Il primo esempio di questa nuova tendenza è la via degli Amici sulla parete nord-ovest della Civetta (30-31 luglio, Reinhold con Holzer, Mayerl e Renato Reali). Reinhold individua poi un altro problema ancora aperto, la parete nord-est dell’Agnér. Tra il 17 e il 18 agosto con Günther e Holzer completano un nuovo itinerario di 1400 metri interamente in libera con difficoltà fino al sesto grado anticipando di una giornata Armando Aste, che avrebbe attaccato la parete il giorno successivo. Aste aveva individuato lo stesso problema ed era determinato a risolverlo. Incontrato il gruppo vittorioso di ritorno dalla scalata, ad Aste non resta che complimentarsi con loro per l’impresa.
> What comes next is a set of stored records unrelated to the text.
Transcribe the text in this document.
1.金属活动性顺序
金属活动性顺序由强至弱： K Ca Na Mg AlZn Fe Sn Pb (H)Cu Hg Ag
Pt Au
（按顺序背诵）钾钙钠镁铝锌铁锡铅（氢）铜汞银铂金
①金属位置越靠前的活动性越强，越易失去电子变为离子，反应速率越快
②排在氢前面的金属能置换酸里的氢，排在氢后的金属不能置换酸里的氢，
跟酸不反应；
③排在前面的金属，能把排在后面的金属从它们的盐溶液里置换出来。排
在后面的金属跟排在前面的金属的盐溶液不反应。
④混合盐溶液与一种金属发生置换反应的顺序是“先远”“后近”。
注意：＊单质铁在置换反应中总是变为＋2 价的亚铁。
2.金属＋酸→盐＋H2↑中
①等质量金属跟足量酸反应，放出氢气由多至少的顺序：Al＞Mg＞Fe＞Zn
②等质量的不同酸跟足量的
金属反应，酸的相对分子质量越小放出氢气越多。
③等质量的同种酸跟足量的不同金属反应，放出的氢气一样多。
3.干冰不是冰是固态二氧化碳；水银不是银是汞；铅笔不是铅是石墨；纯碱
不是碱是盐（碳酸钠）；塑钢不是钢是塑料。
La stagione è avanzata, ma i fratelli Messner non fermano ancora la ricerca. Prima delle nevicate autunnali, il 15 ottobre 1967 salgono una splendida e stretta muraglia grigia sulla Nord della Cima della Madonna. Tracciano la diretta, una bella linea di 350 metri che valutano di V+. Quando al mattino presto Günther e Reinhold si portano alla base della parete, con la testa rovesciata all’indietro e gli occhi fissi su di essa, emettono un giudizio unanime: «Fattibile. Tutta da fare in libera». Tornando con la memoria a quelle prime gelide lunghezze, Reinhold ricorda che la parete «era molto più ricca di appigli di quanto avessi immaginato quando me l’ero studiata da sotto. Era verticale, ma anche articolata [...] procedevo verticalmente come un animale selvaggio che si sente inosservato [...]. Dopo le prime lunghezze cominciammo a scalare in modo febbrile». Durante la salita non trovano tracce di passaggi precedenti: è una prima ascensione.

Il Sass dla Crusc

Nel 1968, Reinhold è all’università a Padova mentre Günther lavora in banca in val Badia. Ogni fine settimana arrampicano sempre insieme. Nel giugno del 1968 Reinhold è a Padova. Una mattina riceve una cartolina scarabocchiata da Günther: «Sass de Putia: grande classe! L’ho studiata bene. È tutta in libera. Una giornata. Ti aspetto sabato». È una delle rare volte in cui è Günther a prendere l’iniziativa individuando una linea di salita al centro della parete alta 600 metri alla quale nessuno aveva ancora pensato. La via diretta sulla Nord del Sass de Putia (V+) diventa una grande classica, la Günther Messner. I due fratelli ormai sono lanciati, irrefrenabili. Il fine settimana successivo, ritornano al Sass dla Crusc dove risolvono un problema alpinistico intravisto l’autunno precedente. Il pilastro di Mezzo era stato salito in artificiale da Georges Livanos e Robert Gabriel, reduci dal successo al Gran Diedro della Su Alto (VI/A3). Della salita dei due fratelli, che arrampicano con gli scarponcini, senza friend, senza dadi, è rimasto memorabile il passaggio in libera della famosa placca, poi ridenominata placca Messner. Messner scriverà che su quel passaggio levigato del pilastro di Mezzo ha trascorso uno dei momenti chiave della sua vita alpinistica e ricorda:

Fin qui era andato tutto bene. Ma ora? Ancora due metri in libera, straordinariamente difficili, ma poteva ancora andare. Poi ero al limite delle mie abilità arrampicatorie. Trovai un minuscolo buco, profondo due o tre centimetri. Piantai un chiodo corto a lama. Teneva. Ancora un chiodo, poi ancora arrampicata libera. Finalmente un paio di appigli. Riposi il martello nella tasca [...] raggiunsi una strettissima cengia. Qui era proprio finita. Una placca liscia, senza fessure e con pochissimi appigli, sbarrava la prosecuzione. Quattro metri sopra di me c’era una fessura [...]. Al di sotto un gran vuoto, un appicco strapiombante. Sembrava impossibile andare avanti [...]. Tuttavia non mi diedi per vinto, tentai. Ritentai, eppure in mezzora non mi alzai di un centimetro [...]. Bisogna rinunciare, pensai, peccato. Salivo, ridiscendevo, tentativi disperati [...]. Dovevo farcela, solo questi quattro metri, devo tentare! Sopra c’è un piccolo appiglio giusto per metterci le unghie. Se riesco a prenderlo non devo più tornare indietro, non devo mollare.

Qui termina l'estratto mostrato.